Mitch had never mentioned her past. She’d assumed he hadn’t known.
“I—” She shook her head.
“Have you met me, honey?” He smirked. “While there are plenty of gay men who don’t love sparkles and music and dancing, I’m not one of them. Of course I’m familiar with figure skating. I just didn’t expect to find out that a disgraced Olympic champion was a fabulous artist as well.” He touched her cheek. “Is there anything you can’t do?”
So, so much.
She’d been great at skating, naturally talented and a skilled show-woman. She’d excelled at giving soundbites, never failed to put together a spunky-yet-sweet answer to even the dumbest of dumbass questions, but Mitch had struck her mute. All she could do was shake her head and clutch at the straps of her bag.

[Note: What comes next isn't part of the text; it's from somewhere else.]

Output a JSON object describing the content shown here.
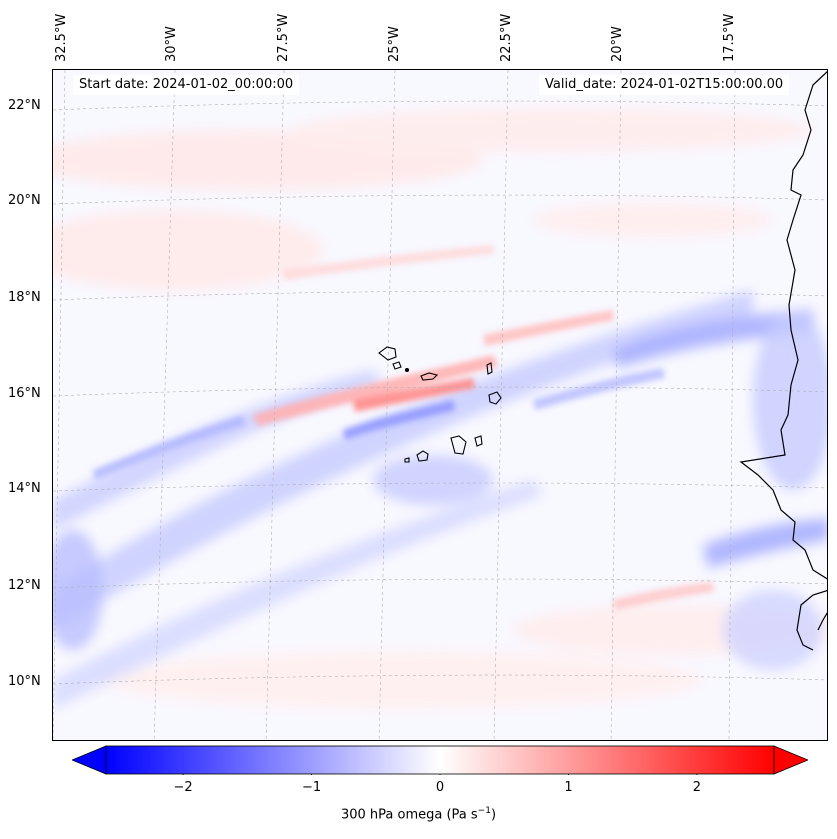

“You’re too honest to cheat,” he said. “It took barely five minutes with you for me to know that.” His mouth twisted into a sad smile. “It’s just unfortunate the rest of the world couldn’t figure that out.”
She snorted. Now that was for damn sure.
“Yeah, I know,” he said. “So, here’s what we’re going to do. You bring me something to sell on Monday, and you’ll still have a job. You don’t, or you decide you’ve had it with my dictatorial-push-you-out-of-your-comfort-zone days, and we’ll just be friends.”
He grabbed her coat, shoved it at her, and pushed her toward the door. “Because, honey, ‘you’ve got a friend in me.’”
She found her tongue. “Of course you’d quote a Disney song.”
“A bad one at that.” He smirked. “For now, take off early. Think about it. Dooo it.” The last was a whisper that made her lips twitch.